As for Hezbollah, he says it is too busy with the Syrian conflict. “I don’t think there will be an expansion on the Israeli-Lebanese front because the two sides (Hezbollah, Israel) are not interested,” Rjoub said.
Fight of their life
Abou Zeid believes the latest battle near the Hezbollah checkpoint on the outskirts of Britel, in which Nusra Front fighters killed ten of its gunmen, confiscated the Shiite group’s weapons, and then withdrew, created severe pressure. It was one of the deadliest battles fought between the Shiite group and Syrian rebels, its intensity marked by the use of mortars and rocket-propelled grenades.
“It is the first time that the myth of invincibility of Hezbollah on Lebanese soil was put to the test and the Nusra front succeeded,” Abou Zeid said adding that Hezbollah has entered a phase of desperation and a shortage of men. “The age of its current recruits is from 14 to 18 years of age,” he said.
On the other hand, Abou Zeid says Hezbollah is “doing great politically and has the upper hand in Lebanese politics and turns any military weakness into a political strength and victory.”
Abou Zeid says the Iranian regime is facing its own pressures due to its nuclear program. By having economic sanctions imposed on them, it has affected Iran’s ability to financially support Hezbollah.
“That is why it became an integral part of Hezbollah’s strategy to be part of the political institutions to keep providing the same services for its community and interest groups, that were once funded by Iranian money, through the Lebanese institutions and ministries,” he said.
Despite the shortage of funding, Iran’s support for Hezbollah remains steady.
Hezbollah’s Secretary-General Hasan Nasrallah said in a recent speech that his group is against any vengeful acts taken against innocent civilians, whether Lebanese or Syrians.

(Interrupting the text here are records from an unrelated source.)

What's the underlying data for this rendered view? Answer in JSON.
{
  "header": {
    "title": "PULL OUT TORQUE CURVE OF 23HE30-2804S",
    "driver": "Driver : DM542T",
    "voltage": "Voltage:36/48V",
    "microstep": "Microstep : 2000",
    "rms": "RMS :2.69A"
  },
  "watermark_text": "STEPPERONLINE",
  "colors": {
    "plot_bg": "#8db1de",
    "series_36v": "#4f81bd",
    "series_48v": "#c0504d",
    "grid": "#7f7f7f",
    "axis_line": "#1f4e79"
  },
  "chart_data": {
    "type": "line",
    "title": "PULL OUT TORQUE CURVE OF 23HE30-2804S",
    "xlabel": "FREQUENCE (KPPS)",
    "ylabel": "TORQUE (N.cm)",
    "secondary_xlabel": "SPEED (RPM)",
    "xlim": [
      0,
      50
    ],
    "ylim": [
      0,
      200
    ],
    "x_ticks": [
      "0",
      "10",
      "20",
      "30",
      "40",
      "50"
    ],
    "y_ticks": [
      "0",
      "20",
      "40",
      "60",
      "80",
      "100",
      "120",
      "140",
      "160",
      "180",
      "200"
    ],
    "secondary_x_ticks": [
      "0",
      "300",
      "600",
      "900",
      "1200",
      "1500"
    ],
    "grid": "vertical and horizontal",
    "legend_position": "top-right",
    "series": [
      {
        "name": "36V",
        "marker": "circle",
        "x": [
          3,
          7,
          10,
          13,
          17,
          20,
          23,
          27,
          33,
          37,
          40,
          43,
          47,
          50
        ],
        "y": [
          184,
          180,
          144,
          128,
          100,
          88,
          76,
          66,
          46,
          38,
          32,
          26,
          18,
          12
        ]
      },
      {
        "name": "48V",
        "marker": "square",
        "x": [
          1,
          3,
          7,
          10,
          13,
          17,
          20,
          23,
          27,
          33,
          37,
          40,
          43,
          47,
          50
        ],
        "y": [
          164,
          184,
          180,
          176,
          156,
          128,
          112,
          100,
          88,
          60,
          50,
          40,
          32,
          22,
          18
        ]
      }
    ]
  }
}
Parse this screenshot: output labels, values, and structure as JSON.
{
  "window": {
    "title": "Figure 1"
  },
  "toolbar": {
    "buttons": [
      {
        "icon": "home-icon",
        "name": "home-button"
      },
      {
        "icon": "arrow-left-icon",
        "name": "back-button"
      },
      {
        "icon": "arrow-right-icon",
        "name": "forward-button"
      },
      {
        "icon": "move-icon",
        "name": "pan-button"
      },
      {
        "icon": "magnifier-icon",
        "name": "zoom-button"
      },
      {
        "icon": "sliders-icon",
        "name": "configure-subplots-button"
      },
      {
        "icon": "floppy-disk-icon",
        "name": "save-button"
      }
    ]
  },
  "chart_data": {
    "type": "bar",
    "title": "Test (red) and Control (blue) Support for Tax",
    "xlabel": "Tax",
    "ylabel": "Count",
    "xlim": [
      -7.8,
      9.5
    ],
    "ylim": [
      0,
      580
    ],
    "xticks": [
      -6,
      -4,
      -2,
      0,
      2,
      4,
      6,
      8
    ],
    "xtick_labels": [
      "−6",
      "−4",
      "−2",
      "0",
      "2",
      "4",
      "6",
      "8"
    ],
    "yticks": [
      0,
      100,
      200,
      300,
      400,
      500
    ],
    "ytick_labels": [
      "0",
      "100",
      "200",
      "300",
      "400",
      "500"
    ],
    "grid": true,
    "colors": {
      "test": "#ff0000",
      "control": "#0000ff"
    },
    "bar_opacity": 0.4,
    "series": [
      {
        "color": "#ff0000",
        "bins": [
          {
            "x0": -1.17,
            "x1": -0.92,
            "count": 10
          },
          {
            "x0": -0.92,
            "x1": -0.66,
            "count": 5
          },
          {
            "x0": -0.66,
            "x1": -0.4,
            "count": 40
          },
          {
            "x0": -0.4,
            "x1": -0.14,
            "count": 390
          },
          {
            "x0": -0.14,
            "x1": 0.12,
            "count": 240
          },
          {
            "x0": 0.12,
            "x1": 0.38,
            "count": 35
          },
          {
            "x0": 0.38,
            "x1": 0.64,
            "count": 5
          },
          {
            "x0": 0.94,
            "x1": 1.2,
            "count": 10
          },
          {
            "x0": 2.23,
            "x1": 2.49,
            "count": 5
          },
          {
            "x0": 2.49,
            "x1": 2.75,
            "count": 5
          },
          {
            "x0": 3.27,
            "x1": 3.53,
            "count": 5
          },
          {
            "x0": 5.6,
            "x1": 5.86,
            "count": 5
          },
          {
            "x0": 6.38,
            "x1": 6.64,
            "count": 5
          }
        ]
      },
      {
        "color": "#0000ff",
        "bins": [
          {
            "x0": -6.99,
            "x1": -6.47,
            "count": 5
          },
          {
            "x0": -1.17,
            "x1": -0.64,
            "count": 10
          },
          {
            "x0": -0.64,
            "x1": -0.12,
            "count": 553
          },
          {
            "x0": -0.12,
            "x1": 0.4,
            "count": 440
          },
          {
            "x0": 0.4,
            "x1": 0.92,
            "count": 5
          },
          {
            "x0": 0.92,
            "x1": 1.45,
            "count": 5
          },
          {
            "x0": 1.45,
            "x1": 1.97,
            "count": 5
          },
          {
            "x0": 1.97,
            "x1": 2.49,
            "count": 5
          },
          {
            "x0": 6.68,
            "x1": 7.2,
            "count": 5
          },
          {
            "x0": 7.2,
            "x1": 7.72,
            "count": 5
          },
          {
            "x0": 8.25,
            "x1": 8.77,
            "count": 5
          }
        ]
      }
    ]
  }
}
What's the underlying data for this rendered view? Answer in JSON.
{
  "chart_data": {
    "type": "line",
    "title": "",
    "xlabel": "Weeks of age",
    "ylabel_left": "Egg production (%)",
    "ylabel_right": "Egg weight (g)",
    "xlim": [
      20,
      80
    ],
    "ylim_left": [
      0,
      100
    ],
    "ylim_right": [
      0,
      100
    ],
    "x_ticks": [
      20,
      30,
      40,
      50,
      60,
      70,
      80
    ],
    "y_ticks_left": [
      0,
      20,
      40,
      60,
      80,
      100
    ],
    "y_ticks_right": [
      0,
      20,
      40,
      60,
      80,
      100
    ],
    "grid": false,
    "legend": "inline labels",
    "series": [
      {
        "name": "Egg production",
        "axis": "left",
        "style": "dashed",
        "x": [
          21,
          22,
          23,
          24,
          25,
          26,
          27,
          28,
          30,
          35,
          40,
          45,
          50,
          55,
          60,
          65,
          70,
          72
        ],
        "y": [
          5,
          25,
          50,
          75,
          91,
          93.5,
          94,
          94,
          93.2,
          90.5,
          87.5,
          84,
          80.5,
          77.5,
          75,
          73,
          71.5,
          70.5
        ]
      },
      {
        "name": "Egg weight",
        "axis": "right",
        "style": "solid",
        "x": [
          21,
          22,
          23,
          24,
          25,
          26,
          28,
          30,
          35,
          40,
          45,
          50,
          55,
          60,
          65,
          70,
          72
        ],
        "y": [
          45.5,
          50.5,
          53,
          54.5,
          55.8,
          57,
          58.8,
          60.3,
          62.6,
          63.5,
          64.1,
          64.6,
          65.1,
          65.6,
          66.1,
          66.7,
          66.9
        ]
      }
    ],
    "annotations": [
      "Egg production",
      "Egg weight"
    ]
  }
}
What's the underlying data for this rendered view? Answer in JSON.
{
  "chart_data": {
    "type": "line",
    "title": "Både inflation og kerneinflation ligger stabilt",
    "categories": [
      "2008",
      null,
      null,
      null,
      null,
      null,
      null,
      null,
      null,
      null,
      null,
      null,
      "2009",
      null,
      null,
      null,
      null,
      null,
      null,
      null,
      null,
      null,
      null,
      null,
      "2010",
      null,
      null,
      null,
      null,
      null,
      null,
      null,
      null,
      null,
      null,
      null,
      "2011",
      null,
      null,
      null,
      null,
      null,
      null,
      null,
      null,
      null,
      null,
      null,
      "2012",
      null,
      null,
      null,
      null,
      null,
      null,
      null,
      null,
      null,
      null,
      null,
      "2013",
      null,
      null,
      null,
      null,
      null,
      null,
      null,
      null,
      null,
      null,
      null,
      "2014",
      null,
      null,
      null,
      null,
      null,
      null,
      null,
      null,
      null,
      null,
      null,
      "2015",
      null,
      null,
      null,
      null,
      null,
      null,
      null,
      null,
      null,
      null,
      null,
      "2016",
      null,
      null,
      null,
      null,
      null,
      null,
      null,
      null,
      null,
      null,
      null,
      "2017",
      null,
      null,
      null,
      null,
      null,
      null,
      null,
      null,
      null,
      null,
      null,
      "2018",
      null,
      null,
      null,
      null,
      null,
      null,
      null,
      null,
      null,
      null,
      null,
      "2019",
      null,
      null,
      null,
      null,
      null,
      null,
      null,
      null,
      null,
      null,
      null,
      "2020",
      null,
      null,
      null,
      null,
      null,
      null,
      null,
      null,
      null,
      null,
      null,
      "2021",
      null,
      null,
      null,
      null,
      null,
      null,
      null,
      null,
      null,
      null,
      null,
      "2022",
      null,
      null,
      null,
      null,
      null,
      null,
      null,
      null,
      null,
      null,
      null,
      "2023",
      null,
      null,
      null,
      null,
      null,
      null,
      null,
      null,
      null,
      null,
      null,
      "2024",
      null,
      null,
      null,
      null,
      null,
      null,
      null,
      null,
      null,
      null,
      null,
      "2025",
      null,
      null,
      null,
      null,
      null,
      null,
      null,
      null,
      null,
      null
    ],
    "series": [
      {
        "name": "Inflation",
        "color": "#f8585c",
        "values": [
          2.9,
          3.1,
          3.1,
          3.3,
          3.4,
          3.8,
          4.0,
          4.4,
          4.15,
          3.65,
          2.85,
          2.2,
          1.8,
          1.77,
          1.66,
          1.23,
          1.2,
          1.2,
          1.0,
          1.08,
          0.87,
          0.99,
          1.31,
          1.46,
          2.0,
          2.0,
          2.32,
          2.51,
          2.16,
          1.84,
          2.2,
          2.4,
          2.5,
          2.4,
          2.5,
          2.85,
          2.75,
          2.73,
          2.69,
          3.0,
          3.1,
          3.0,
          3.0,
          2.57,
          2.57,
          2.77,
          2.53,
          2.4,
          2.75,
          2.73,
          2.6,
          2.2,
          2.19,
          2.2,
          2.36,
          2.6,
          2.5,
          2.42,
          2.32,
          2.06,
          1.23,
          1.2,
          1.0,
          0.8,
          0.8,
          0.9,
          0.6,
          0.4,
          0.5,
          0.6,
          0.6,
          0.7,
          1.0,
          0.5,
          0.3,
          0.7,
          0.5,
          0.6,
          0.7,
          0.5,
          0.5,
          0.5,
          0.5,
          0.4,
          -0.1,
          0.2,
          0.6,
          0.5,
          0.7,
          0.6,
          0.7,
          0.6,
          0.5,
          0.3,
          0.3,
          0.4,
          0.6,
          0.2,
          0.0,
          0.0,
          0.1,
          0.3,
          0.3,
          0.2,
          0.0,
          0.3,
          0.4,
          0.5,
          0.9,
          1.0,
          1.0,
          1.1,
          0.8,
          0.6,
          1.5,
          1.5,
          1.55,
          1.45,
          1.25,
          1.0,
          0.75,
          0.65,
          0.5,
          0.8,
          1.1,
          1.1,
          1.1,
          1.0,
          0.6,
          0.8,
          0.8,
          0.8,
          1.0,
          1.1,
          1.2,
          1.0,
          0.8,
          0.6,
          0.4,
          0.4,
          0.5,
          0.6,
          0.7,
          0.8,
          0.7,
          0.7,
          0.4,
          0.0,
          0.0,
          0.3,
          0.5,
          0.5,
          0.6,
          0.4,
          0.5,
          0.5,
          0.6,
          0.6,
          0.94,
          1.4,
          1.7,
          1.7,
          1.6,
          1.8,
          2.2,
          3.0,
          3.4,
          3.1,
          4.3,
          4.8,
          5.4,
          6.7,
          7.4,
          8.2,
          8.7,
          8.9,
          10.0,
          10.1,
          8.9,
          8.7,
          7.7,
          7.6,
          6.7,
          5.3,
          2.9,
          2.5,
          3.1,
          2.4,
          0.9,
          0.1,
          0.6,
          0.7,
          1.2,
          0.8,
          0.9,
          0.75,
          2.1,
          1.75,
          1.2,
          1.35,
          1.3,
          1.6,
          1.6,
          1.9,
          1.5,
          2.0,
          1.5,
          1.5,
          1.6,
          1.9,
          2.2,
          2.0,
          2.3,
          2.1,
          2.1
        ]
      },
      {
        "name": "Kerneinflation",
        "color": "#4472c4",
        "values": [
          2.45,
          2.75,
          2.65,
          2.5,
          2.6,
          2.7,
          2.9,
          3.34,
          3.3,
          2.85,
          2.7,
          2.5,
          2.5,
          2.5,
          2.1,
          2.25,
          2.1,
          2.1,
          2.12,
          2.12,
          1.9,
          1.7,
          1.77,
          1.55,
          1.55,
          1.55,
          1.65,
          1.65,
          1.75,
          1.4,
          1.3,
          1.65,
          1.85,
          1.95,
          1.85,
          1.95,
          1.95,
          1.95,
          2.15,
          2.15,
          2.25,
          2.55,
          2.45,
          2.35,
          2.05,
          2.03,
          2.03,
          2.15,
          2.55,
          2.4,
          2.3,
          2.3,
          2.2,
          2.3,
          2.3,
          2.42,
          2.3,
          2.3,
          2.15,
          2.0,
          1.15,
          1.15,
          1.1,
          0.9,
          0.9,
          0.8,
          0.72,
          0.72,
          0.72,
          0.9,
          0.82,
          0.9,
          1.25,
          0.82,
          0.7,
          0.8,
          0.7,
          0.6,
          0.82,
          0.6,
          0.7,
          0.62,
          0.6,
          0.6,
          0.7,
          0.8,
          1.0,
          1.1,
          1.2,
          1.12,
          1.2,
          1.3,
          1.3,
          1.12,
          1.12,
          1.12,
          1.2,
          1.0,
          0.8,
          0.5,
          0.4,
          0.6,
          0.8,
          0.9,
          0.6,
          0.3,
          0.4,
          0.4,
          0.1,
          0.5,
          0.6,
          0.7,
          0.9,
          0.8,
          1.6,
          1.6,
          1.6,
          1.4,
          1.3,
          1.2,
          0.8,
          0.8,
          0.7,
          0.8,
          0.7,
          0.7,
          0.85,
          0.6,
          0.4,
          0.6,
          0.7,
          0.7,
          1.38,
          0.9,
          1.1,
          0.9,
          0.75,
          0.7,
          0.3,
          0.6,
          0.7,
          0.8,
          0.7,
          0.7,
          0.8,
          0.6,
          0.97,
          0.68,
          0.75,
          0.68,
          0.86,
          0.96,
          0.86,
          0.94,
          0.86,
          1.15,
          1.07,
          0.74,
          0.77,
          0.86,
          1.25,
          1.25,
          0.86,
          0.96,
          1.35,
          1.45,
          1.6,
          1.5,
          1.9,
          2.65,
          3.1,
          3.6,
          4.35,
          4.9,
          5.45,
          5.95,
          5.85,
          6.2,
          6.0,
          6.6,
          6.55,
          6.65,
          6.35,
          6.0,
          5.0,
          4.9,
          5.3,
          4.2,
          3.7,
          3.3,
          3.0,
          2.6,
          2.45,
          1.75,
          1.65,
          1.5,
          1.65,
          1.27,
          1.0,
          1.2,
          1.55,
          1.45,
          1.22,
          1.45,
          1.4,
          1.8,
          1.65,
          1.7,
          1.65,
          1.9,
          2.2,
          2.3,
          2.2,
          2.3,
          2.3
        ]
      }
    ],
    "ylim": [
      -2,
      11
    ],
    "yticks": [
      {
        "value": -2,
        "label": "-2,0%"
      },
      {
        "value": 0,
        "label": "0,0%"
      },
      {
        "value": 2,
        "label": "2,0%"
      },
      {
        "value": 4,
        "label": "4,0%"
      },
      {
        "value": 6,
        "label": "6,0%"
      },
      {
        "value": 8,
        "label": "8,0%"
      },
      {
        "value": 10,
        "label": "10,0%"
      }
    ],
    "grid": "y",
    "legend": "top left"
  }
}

He has also said he is against the US- led coalition strike against ISIS in Syria.
“What is happening here (Beirut) is dangerous, we have to keep an eye on it,” Abou Zeid said.
Meanwhile, Palestinian parliament political committee chairman Abdullah Abdullah is adamant that the PA does not interfere with internal Lebanese politics. “We have too much on our plate,” he says.
Abdullah says the Abbas administration is monitoring the situation of its 400,000 Palestinians in Lebanon and is keeping a close eye on the developments in the region, namely when Israel is attacked by an old adversary. “We cannot judge the tactics of Hezbollah or their strategies but it’s in our interests to have a neutral position with all forces in Lebanon,” he told The Media Line.
"Hezbollah was a part of the Palestinian resistance when the Palestine Liberation Organization (PLO) was in Lebanon in the 1970’s. They were trained by our national movement,” Abdullah said.
The PLO left Lebanon in 1982 and that, according to Abdullah, "is when Hezbollah developed its own policy, strategy, allies and alliances."